【未来のつくりかた-Audiで学んだこと-】アウディの日本人デザイナーが語るデザインセンスの価値とEVの未来。
デザイナー和田智氏が生んだアウディのスタンダードとデザインが持つ力。そして一足早く作り上げたEVに見えるクルマ社会の未来とは。
最近の自動車は奇抜なデザインが増えている。80年代の鉄仮面時代、90年代の角丸時代、00年代の流線型時代、そして10年代の華美な主張時代。バブルの頃も一時期起きたブームだが、どのメーカーも目立つことが先行し始め、デザインの鮮度が保てなくなる期間に入る可能性がある。今までも愛されるロングライフなデザインは、思いの外シンプルだ。

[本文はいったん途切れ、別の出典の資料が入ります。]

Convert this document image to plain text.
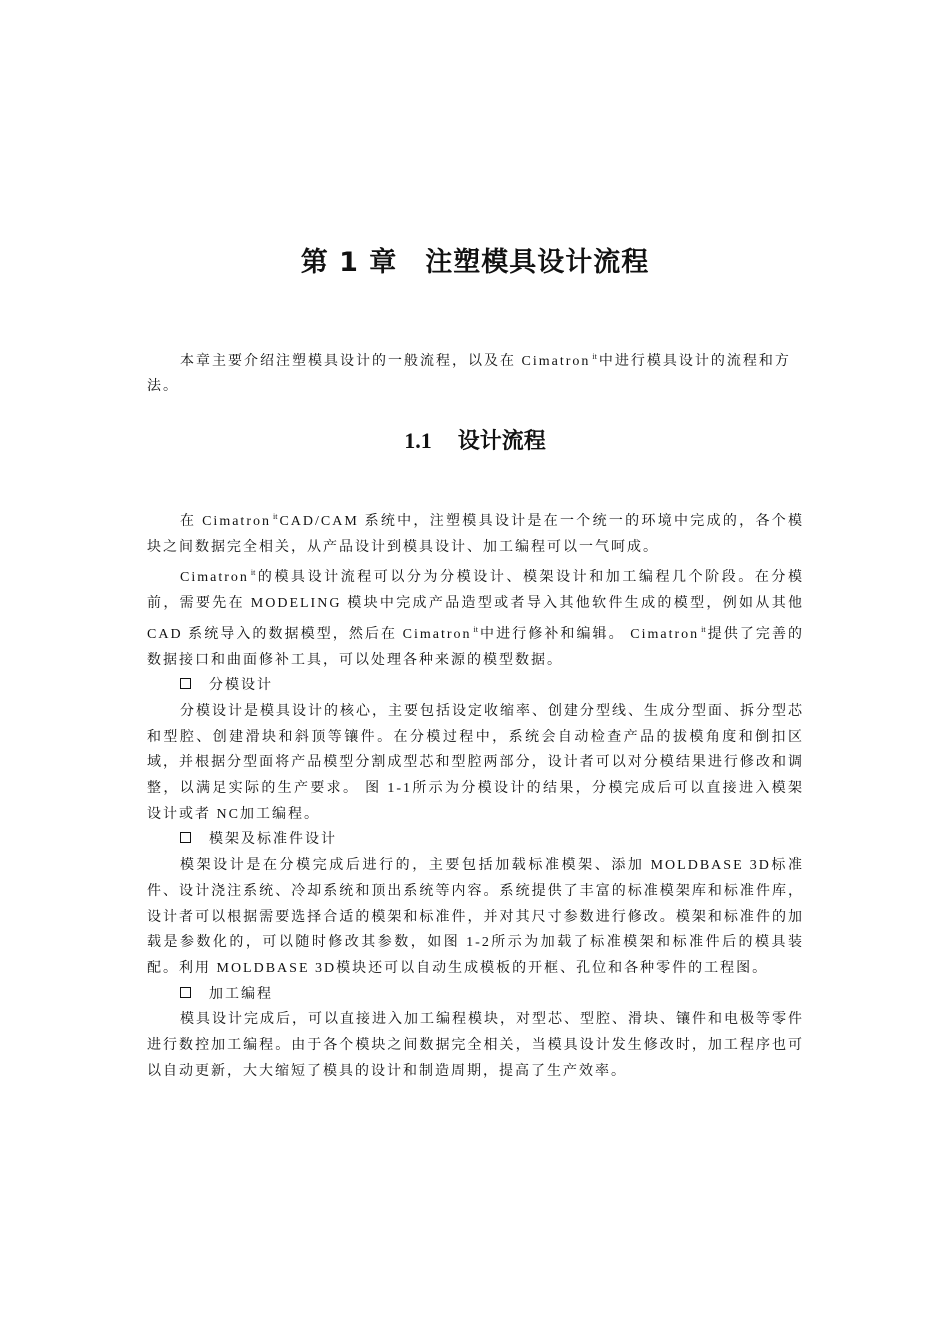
第 1 章 注塑模具设计流程

本章主要介绍注塑模具设计的一般流程，以及在 Cimatron $^{it}$ 中进行模具设计的流程和方法。

1.1 设计流程

在 Cimatron $^{it}$ CAD/CAM 系统中，注塑模具设计是在一个统一的环境中完成的，各个模块之间数据完全相关，从产品设计到模具设计、加工编程可以一气呵成。

Cimatron $^{it}$ 的模具设计流程可以分为分模设计、模架设计和加工编程几个阶段。在分模前，需要先在 MODELING 模块中完成产品造型或者导入其他软件生成的模型，例如从其他 CAD 系统导入的数据模型，然后在 Cimatron $^{it}$ 中进行修补和编辑。 Cimatron $^{it}$ 提供了完善的数据接口和曲面修补工具，可以处理各种来源的模型数据。

分模设计

分模设计是模具设计的核心，主要包括设定收缩率、创建分型线、生成分型面、拆分型芯和型腔、创建滑块和斜顶等镶件。在分模过程中，系统会自动检查产品的拔模角度和倒扣区域，并根据分型面将产品模型分割成型芯和型腔两部分，设计者可以对分模结果进行修改和调整，以满足实际的生产要求。 图 1-1所示为分模设计的结果，分模完成后可以直接进入模架设计或者 NC加工编程。

模架及标准件设计

模架设计是在分模完成后进行的，主要包括加载标准模架、添加 MOLDBASE 3D标准件、设计浇注系统、冷却系统和顶出系统等内容。系统提供了丰富的标准模架库和标准件库，设计者可以根据需要选择合适的模架和标准件，并对其尺寸参数进行修改。模架和标准件的加载是参数化的，可以随时修改其参数，如图 1-2所示为加载了标准模架和标准件后的模具装配。利用 MOLDBASE 3D模块还可以自动生成模板的开框、孔位和各种零件的工程图。

加工编程

模具设计完成后，可以直接进入加工编程模块，对型芯、型腔、滑块、镶件和电极等零件进行数控加工编程。由于各个模块之间数据完全相关，当模具设计发生修改时，加工程序也可以自动更新，大大缩短了模具的设计和制造周期，提高了生产效率。
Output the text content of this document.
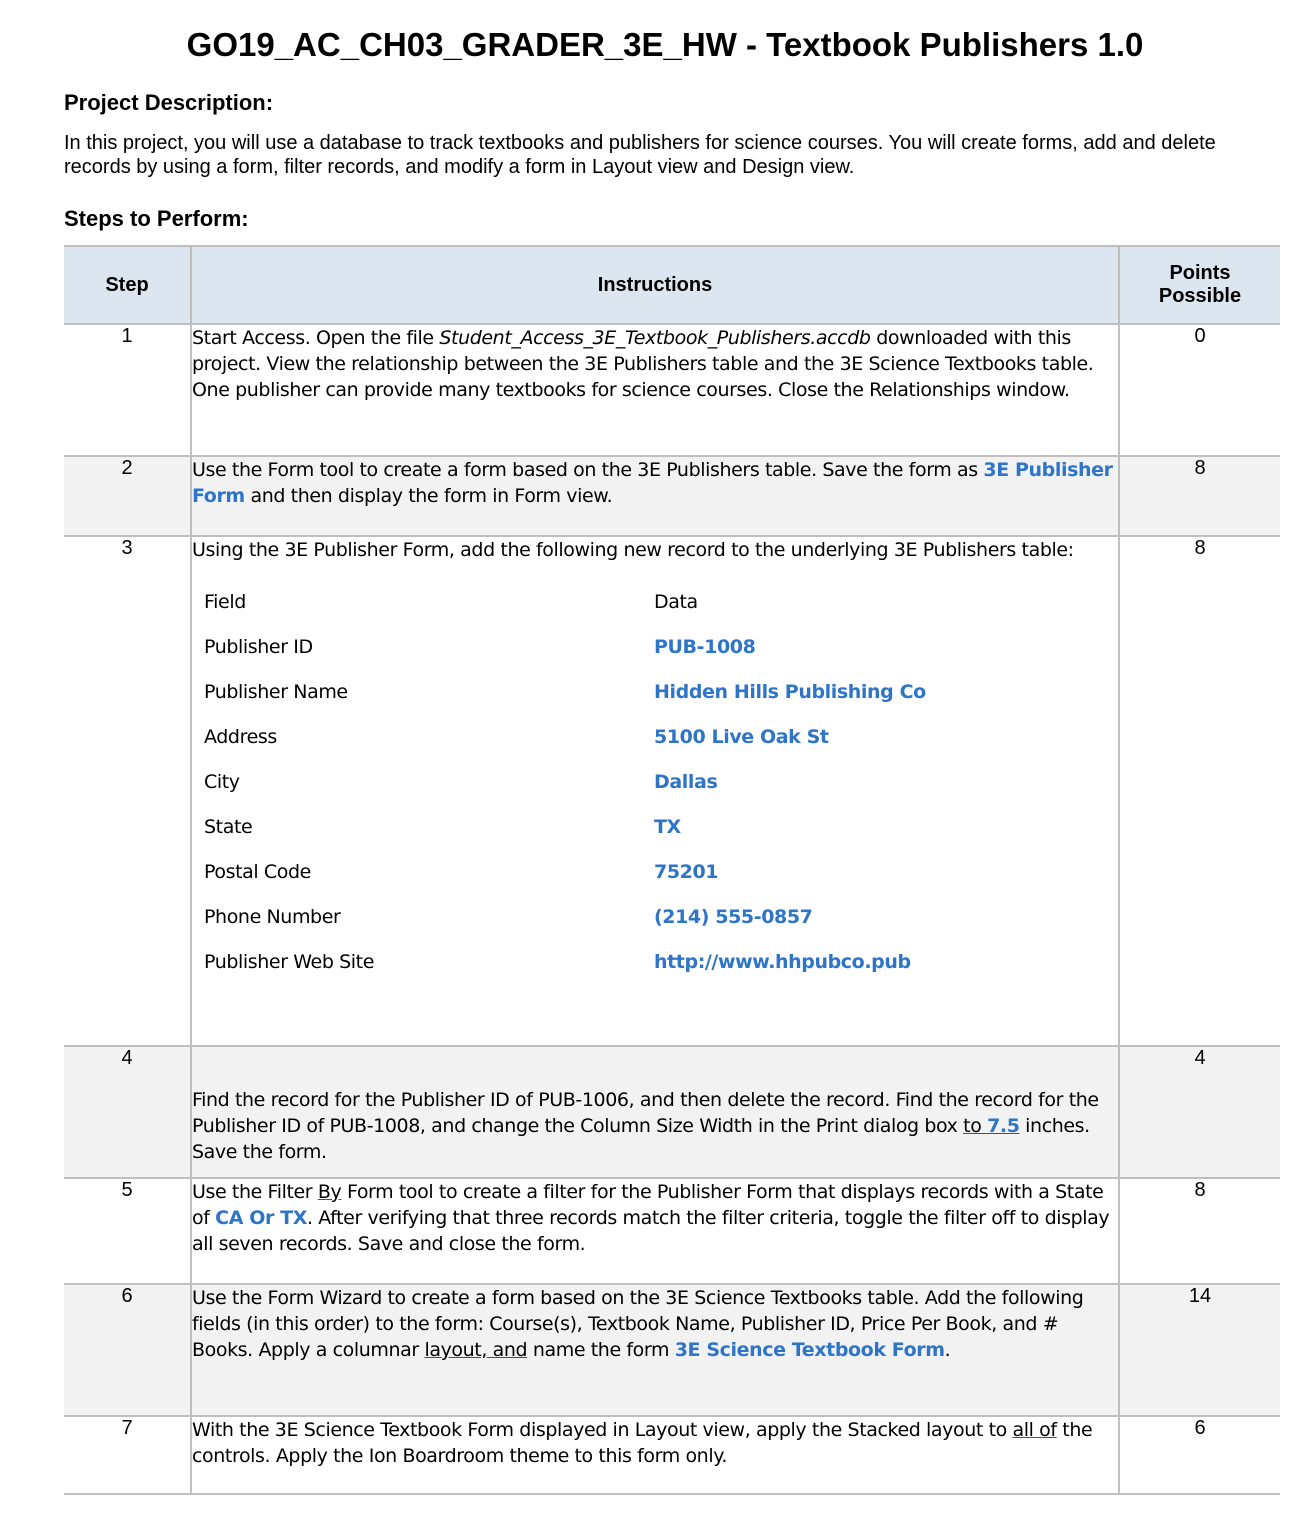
GO19_AC_CH03_GRADER_3E_HW - Textbook Publishers 1.0
Project Description:

In this project, you will use a database to track textbooks and publishers for science courses. You will create forms, add and delete records by using a form, filter records, and modify a form in Layout view and Design view.

Steps to Perform:
Step	Instructions	Points
Possible
1	Start Access. Open the file Student_Access_3E_Textbook_Publishers.accdb downloaded with this project. View the relationship between the 3E Publishers table and the 3E Science Textbooks table. One publisher can provide many textbooks for science courses. Close the Relationships window.	0
2	Use the Form tool to create a form based on the 3E Publishers table. Save the form as 3E Publisher Form and then display the form in Form view.	8
3	Using the 3E Publisher Form, add the following new record to the underlying 3E Publishers table:
Field	Data
Publisher ID	PUB-1008
Publisher Name	Hidden Hills Publishing Co
Address	5100 Live Oak St
City	Dallas
State	TX
Postal Code	75201
Phone Number	(214) 555-0857
Publisher Web Site	http://www.hhpubco.pub
	8
4	Find the record for the Publisher ID of PUB-1006, and then delete the record. Find the record for the Publisher ID of PUB-1008, and change the Column Size Width in the Print dialog box to 7.5 inches. Save the form.	4
5	Use the Filter By Form tool to create a filter for the Publisher Form that displays records with a State of CA Or TX. After verifying that three records match the filter criteria, toggle the filter off to display all seven records. Save and close the form.	8
6	Use the Form Wizard to create a form based on the 3E Science Textbooks table. Add the following fields (in this order) to the form: Course(s), Textbook Name, Publisher ID, Price Per Book, and # Books. Apply a columnar layout, and name the form 3E Science Textbook Form.	14
7	With the 3E Science Textbook Form displayed in Layout view, apply the Stacked layout to all of the controls. Apply the Ion Boardroom theme to this form only.	6
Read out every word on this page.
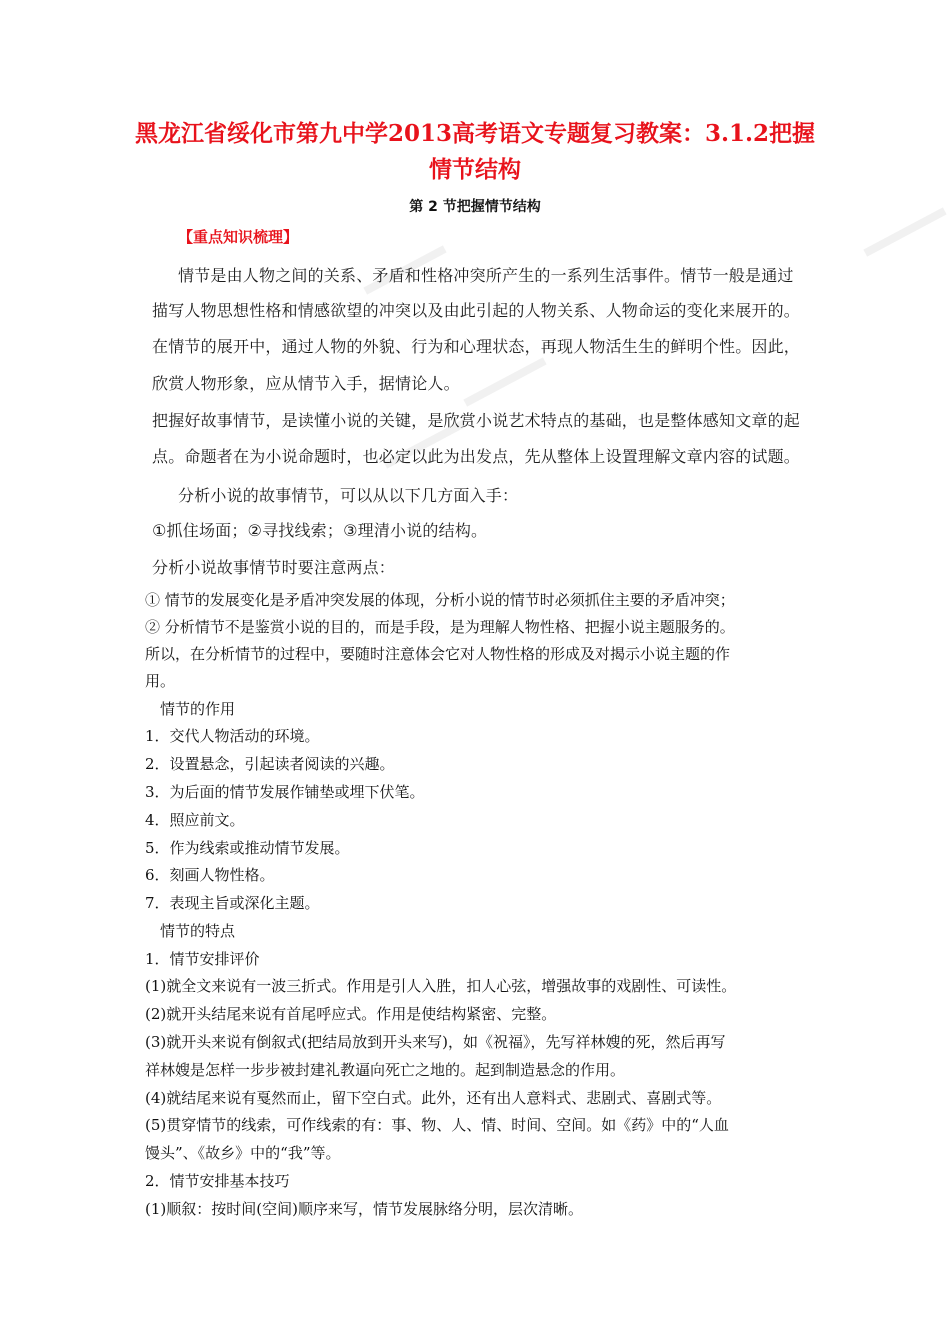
黑龙江省绥化市第九中学2013高考语文专题复习教案：3.1.2把握
情节结构
第 2 节把握情节结构
【重点知识梳理】
情节是由人物之间的关系、矛盾和性格冲突所产生的一系列生活事件。情节一般是通过
描写人物思想性格和情感欲望的冲突以及由此引起的人物关系、人物命运的变化来展开的。
在情节的展开中，通过人物的外貌、行为和心理状态，再现人物活生生的鲜明个性。因此，
欣赏人物形象，应从情节入手，据情论人。
把握好故事情节，是读懂小说的关键，是欣赏小说艺术特点的基础，也是整体感知文章的起
点。命题者在为小说命题时，也必定以此为出发点，先从整体上设置理解文章内容的试题。
分析小说的故事情节，可以从以下几方面入手：
①抓住场面；②寻找线索；③理清小说的结构。
分析小说故事情节时要注意两点：
① 情节的发展变化是矛盾冲突发展的体现，分析小说的情节时必须抓住主要的矛盾冲突；
② 分析情节不是鉴赏小说的目的，而是手段，是为理解人物性格、把握小说主题服务的。
所以，在分析情节的过程中，要随时注意体会它对人物性格的形成及对揭示小说主题的作
用。
情节的作用
1．交代人物活动的环境。
2．设置悬念，引起读者阅读的兴趣。
3．为后面的情节发展作铺垫或埋下伏笔。
4．照应前文。
5．作为线索或推动情节发展。
6．刻画人物性格。
7．表现主旨或深化主题。
情节的特点
1．情节安排评价
(1)就全文来说有一波三折式。作用是引人入胜，扣人心弦，增强故事的戏剧性、可读性。
(2)就开头结尾来说有首尾呼应式。作用是使结构紧密、完整。
(3)就开头来说有倒叙式(把结局放到开头来写)，如《祝福》，先写祥林嫂的死，然后再写
祥林嫂是怎样一步步被封建礼教逼向死亡之地的。起到制造悬念的作用。
(4)就结尾来说有戛然而止，留下空白式。此外，还有出人意料式、悲剧式、喜剧式等。
(5)贯穿情节的线索，可作线索的有：事、物、人、情、时间、空间。如《药》中的“人血
馒头”、《故乡》中的“我”等。
2．情节安排基本技巧
(1)顺叙：按时间(空间)顺序来写，情节发展脉络分明，层次清晰。
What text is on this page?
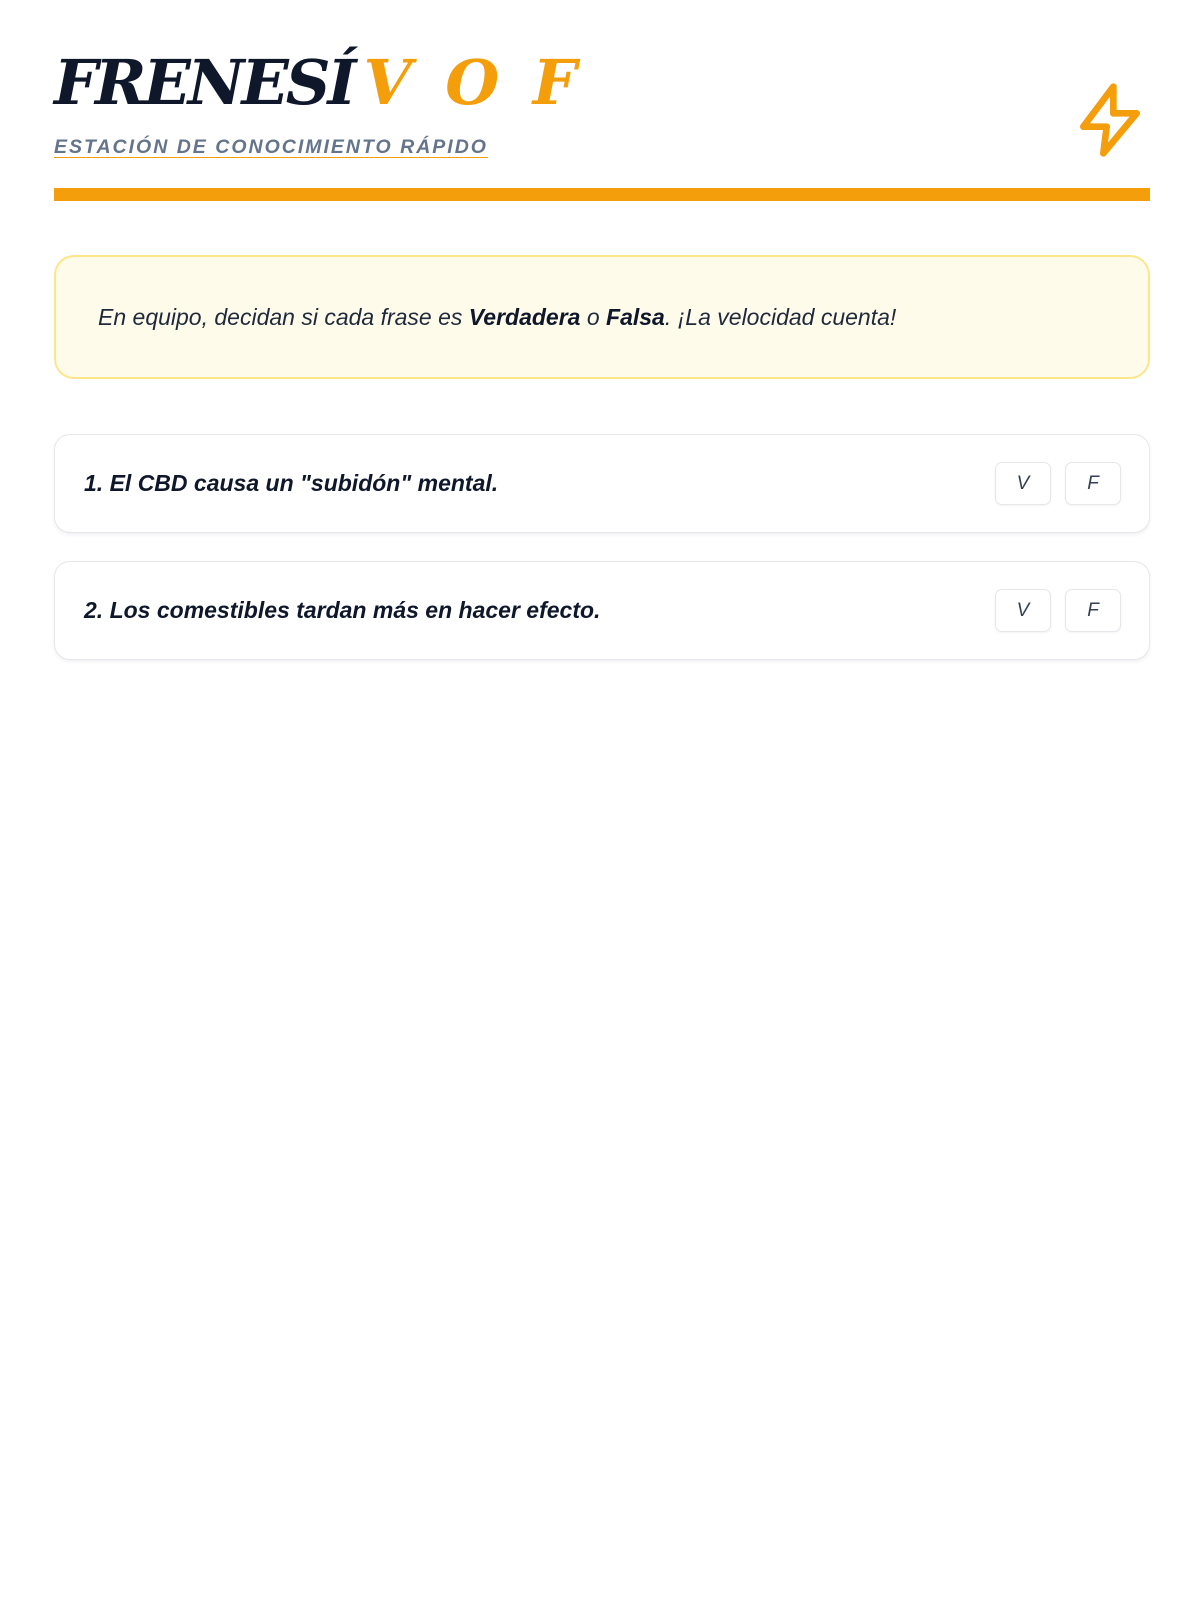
FRENESÍ V O F
ESTACIÓN DE CONOCIMIENTO RÁPIDO
En equipo, decidan si cada frase es Verdadera o Falsa. ¡La velocidad cuenta!
1. El CBD causa un "subidón" mental.	V	F
2. Los comestibles tardan más en hacer efecto.	V	F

フォルクスワーゲンのビートルやアウディのTT、日産のスカイラインなど。
今回は日産、アウディにてカーデザイナーを努めた和田智氏のエッセイ集「未来のつくりかた-Audiで学んだこと-」(和田智氏/小学館)」から、デザインの鉄則とEV試作が予言していた未来を紹介する。
アウディに転職した和田氏は、ドイツでの生活や女性の気高さに衝撃を受ける。ドイツではモノが少なく、「女性にむけた優しい〇〇」みたいな細かい差別化を意識した商品が全くないのだ。ドイツの女性も日本で好まれがちな「かわいい」とは異なり、気高さがあるという。
そしてドイツ車に現れている通り、ドイツ製品は無骨でデザインの芯を食ったものが多い。バウハウスの伝統を受け継ぎ、徹底した合理的デザインだ。和田氏も影響を受けたというブラウン(電動歯ブラシで有名な家電メーカー)にて40年以上もデザインを手掛けてきたディーター=ラムスは、良いデザイン10箇条を下記のように掲げている。特に最後の「可能な限りデザインを抑制する」という法則は、デザインの本質である、少ないものほど良い、という、アップルのデザイナージョナサン=アイブに受け継がれる本質を感じる。
98年の日産デザイナー時代に、和田智氏はEVコンセプトカー試作プロジェクト(のちに若干台量産)に携わっていたことがある。いまでこそEVはテスラのような高級路線と商用路線で地位を築きつつあるが、98年当時はまだEVが果たす役割や将来のクルマ社会は不透明なままであった。
[wikipedia]https://ja.wikipedia.org/wiki/%E6%97%A5%E7%94%A3%E3%83%BB%E3%83%8F%E3%82%A4%E3%83%91%E3%83%BC%E3%83%9F%E3%83%8B)
利益が見込めないということでプロジェクトは頓挫、和田氏はアウディへと移籍するこtになるが、当時のハイパーミニが担っていたコンセプトが2021年の今、現実的な課題解決の方法として現れつつある。
EVによるカーボンニュートラル、EVのカーシェアが草食系やミニマリストにとって最適なコミューターになるのでは?EV同士の通信コミュニケーションによる交通問題やソフトウェアサービスの向上などなどの課題は、すでにハイパーミニでも検討されていた。20年かかったがリアルに解ける世界が近づいてきている。事実、テスラはOSアップデートで様々な機能を付加し、最新モデルはゲームができるらしい。
私はEVのクルマ社会の大きなチャンスはECU、つまりソフトウェアにあると考えているが、果たしてどうだろうか。クルマにクルマ以外のサービスを掛け合わせることもできれば、クルマ本来の走る歓びを追求することもできるだろう。ソフトウェアならば、低コストで自由自在だ。私自身、クルマ好きの一人として突き詰めたい課題である。